Read more: Five Questions to Ask Before Purchasing an Antibody

Antiobdy Binding for Western Blot

If the primary antibody already recognizes the target, what is the purpose of adding another antibody? While the primary antibody detects the target, it is not itself detectable (in most cases). Secondary antibodies are conjugated (i.e. chemically linked) with molecules that allow them to be visualized or imaged experimentally.

The process of exposing a Western blot membrane to the appropriate antibodies is called “incubation.” Prior to the incubation steps, the membrane is soaked in a blocking buffer, such as dried milk in TBS-t. This buffer contains a mixture of proteins and other molecules that occupy high-affinity binding sites on the exposed epitopes, preventing non-specific binding by the primary antibody.

After blocking, the membrane is incubated with primary antibody in solution. The dilution of the antibody is a crucial factor in determining the strength of the signal and in reducing background noise in the final image. Dilutions range from 1:50 to 1:20,000, so it’s important to check the product data sheet for each antibody to ensure proper use.

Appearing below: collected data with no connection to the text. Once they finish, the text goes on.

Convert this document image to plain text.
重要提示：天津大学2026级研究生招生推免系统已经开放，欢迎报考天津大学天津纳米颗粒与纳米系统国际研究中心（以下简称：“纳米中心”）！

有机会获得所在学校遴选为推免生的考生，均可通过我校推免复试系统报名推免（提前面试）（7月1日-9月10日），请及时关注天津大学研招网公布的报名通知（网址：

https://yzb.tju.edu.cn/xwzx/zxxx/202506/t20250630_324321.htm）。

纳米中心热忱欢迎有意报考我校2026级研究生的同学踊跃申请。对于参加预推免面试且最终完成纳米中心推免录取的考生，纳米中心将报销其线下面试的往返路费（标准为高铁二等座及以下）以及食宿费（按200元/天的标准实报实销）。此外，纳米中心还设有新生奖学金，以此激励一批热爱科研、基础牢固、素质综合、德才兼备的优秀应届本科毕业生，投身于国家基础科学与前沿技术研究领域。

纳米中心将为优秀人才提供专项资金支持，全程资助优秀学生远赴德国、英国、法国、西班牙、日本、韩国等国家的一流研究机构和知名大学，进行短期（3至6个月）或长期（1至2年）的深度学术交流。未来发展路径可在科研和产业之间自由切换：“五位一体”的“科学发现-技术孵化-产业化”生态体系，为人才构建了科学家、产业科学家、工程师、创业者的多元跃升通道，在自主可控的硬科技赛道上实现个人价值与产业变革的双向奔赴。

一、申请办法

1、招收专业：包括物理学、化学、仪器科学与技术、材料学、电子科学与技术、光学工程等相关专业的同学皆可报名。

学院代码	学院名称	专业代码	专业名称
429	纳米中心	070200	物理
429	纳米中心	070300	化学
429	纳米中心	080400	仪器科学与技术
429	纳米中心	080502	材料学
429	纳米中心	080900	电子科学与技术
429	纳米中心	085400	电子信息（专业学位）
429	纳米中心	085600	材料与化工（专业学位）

Developing is the process that allows visualization of the protein of interest. Usually, this is accomplished through chemical activation of a marker conjugated with the secondary antibody. A common example of one of these markers is HRP (horseradish peroxidase), which when exposed to chemiluminescent substrates, emits light that can be captured on film in a darkroom using a photo developer.

Exposing film to a membrane for varying lengths of time can help visualize signals of different strengths on the same blot. While strong signals may only require a few seconds to appear on the film, weaker signals can require up to an hour or more of exposure. Experimenting with the exposure times is a necessary step in the optimization process.

Alternatively, some secondary (and even primary) antibodies are conjugated to fluorophores that emit light when excited at a certain wavelength. However, this process is most commonly used for flow cytometry and immunofluorescence experiments, and is rarely adapted for Western blotting.